Is this approach to making these key Objects easily available when
needed good architecture? Is there a better approach to this issue?
Easy availability for objects that are needed in a context does not affect the subject architecture. Objects that are needed should ALWAYS be easy available.
The more interesting question that most of the developers do not think about: Is it really neccessary to make certain objects easy accessable?
You can have two sides. Each of them maybe neccessary or not. You have to decide proper. So there are 4 possible results:
- Easy access -> neccessary
- Easy access -> unnecessary
- Difficult access -> neccessary
- Difficult access -> unneccessary
While 1. obviously makes sense unneccessary easy access (2.) will increase the number of dependencies to manage within a system. That is with wild static access to singletons can do harm to your architecture.
The more difficult decisions are when it seems to be a problem to access a special object. You have to be very careful as to break isolation and introduce new dependencies is a very important decision. If you break isolation all the time because you want to have access to an object then this will cause harm to your architecture as well.

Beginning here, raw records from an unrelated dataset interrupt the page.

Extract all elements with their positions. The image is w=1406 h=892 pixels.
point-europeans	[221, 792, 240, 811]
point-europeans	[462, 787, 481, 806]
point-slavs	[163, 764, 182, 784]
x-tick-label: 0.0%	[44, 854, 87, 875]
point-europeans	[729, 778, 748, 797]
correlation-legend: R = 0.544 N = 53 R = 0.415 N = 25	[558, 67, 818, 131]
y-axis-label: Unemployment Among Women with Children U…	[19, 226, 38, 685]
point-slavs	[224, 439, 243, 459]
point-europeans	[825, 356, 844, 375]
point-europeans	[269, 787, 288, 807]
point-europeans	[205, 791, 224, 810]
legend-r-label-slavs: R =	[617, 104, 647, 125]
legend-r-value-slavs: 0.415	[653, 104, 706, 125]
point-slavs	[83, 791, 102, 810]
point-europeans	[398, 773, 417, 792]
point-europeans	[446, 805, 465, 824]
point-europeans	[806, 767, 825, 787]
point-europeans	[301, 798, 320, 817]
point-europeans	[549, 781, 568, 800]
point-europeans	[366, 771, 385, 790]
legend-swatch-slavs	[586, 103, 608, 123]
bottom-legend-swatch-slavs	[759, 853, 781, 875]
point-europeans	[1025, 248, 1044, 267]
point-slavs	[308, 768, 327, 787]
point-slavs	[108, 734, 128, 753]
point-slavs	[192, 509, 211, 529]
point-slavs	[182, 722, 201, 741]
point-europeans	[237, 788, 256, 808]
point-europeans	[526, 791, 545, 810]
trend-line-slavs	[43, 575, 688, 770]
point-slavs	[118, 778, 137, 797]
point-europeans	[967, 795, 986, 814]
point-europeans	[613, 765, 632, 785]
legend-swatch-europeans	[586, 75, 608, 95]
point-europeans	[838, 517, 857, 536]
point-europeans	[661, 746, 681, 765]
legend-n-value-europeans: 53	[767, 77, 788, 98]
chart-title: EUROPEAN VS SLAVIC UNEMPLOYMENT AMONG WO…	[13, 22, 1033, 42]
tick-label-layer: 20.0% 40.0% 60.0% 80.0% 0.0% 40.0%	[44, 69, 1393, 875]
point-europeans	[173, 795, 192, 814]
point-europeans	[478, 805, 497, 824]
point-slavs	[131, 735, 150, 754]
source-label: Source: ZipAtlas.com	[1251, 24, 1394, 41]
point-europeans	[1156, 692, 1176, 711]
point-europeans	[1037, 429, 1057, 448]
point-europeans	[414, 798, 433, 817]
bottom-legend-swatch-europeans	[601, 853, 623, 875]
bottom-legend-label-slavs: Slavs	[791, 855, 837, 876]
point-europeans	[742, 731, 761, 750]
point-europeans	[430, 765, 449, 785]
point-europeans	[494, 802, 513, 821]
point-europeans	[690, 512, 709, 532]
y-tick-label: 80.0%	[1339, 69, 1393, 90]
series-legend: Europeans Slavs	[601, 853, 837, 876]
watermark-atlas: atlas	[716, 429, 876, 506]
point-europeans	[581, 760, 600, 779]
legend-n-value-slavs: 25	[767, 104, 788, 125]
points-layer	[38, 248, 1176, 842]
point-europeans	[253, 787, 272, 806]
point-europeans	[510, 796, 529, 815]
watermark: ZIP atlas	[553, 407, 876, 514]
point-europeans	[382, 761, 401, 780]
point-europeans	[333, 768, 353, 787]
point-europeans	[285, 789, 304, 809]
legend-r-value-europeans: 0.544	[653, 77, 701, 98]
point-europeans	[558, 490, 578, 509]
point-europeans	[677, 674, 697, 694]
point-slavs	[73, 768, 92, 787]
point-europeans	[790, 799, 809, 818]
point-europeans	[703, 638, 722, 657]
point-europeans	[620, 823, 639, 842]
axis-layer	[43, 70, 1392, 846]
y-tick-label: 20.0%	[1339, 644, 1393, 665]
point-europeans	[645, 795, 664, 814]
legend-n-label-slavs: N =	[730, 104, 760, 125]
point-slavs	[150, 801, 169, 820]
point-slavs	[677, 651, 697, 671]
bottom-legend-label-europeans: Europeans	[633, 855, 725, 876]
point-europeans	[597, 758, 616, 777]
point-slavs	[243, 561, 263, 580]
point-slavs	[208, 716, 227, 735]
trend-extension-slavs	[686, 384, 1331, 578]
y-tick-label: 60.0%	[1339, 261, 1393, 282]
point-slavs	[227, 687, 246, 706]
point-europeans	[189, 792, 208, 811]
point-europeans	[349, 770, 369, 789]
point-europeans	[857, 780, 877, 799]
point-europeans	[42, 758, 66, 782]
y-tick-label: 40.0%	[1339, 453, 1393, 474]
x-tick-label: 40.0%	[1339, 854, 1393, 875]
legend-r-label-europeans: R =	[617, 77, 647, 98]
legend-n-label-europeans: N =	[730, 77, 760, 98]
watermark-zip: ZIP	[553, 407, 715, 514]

So "difficult access to objects" is your friend. It is an indicator for architectural decisions to make.
To your code:
public static AudioPlayer getPlayer() {
if ( audioPlayer == null ) {
throw new IllegalStateException();
}
return player;
}
Here you have a hidden state pattern as you throw an exception if the static var is not initialized by the start method. Further more you mixed class scope with object scope in a problematic way.
It is a poor design to depend on time when it comes to var initialization. Here a pure Singleton-Pattern is far better to ALWAYS have a proper initialized variable/object. Further more you abstract from the creation process of the object. But I only take these two possibilities into account as there are a lot more and better approaches. But you can go with this first:
public class AudioPlayer {
AudioPlayer () {
}
public static AudioPlayer getPlayer() {
if ( audioPlayer == null ) {
player = new Audioplayer();
}
return player;
}
}
[...] without having to pass and cache a bunch of objects around
through the various classes and methods. [...]
This is the main reason I use singletons for objects that have a global character and any other scope does not make sense. A good indicator for a singleton-object is exactly: If you have to pass the object to any class and method in your system. If security is important to your application the most obvious object to be globally accessable is the current logged in User. So there it does not make sense to pass this object around through the whole application as this will lead to a lot of boiler plate code and inexpressive method signatures.
After all you have to consider how large your application is. The larger your application is the more important architectural decisions become. If you are developing this application on your own you will face architectural problem later than when you are developing in a team.
I do not want to be rude but I do not think that a music player developed by one person matches a size where architectural decisions get relevant. I suggest to you some more basic code quality measures. Maybe you post some code on "Stack Overflow - Code Review" to get feedback on code quality.